Hortonworks Data Platform (HDP)
Check the installation requirements for HDP and follow the below instructions to download, install, and set up Unravel for the HDP platform.
1. Download Unravel
Important
Before you download, Unravel for your platform, ensure to get the username and password from Unravel Support.
Download the Unravel v4.7 package (RPM or Tar) using any of the following links:
You can refer to Download section to determine any specific Unravel version that you want to download.

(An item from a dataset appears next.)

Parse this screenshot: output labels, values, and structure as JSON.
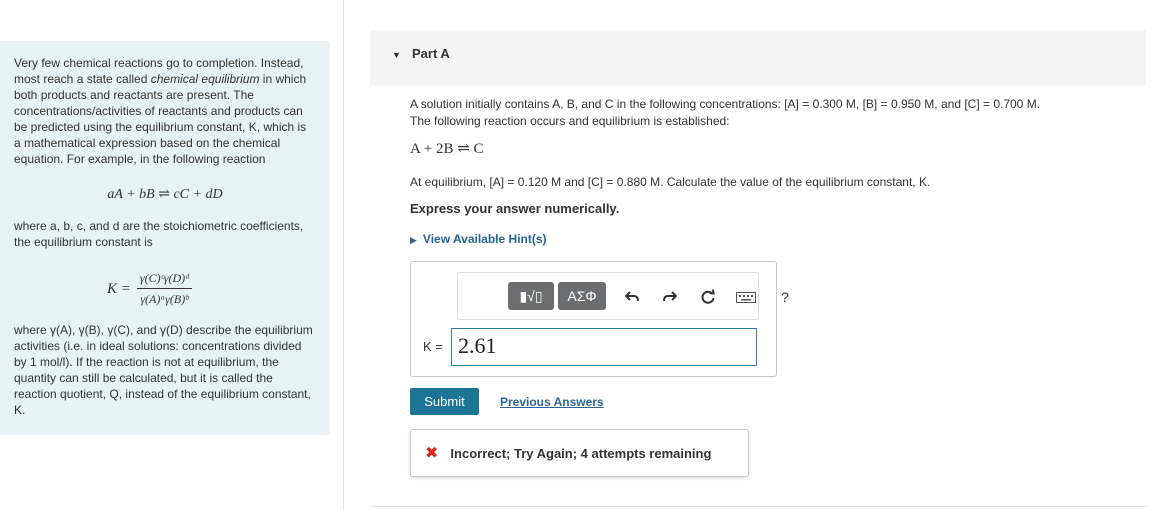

2. Deploy Unravel binaries
Unravel binaries are shipped as a tar file as well as an RPM package. You can deploy the Unravel binaries in any directory on the server. However, the user who installs Unravel must have write permissions to the directory where Unravel binaries are deployed.
Deploy Unravel from a tar file
To deploy Unravel binaries from a tar file, do the following:
Create an Installation directory and grant ownership of the directory to the user who installs Unravel. This user executes all the processes involved in Unravel installation.
mkdir
/path/to/installation/directory
chown -Rusername
:groupname
/path/to/installation/directory
For example:
mkdir /opt/unravel chown -R unravel:unravelgroup /opt/unravel
Extract the Unravel tar file to the installation directory, which was created as part of the prerequisite.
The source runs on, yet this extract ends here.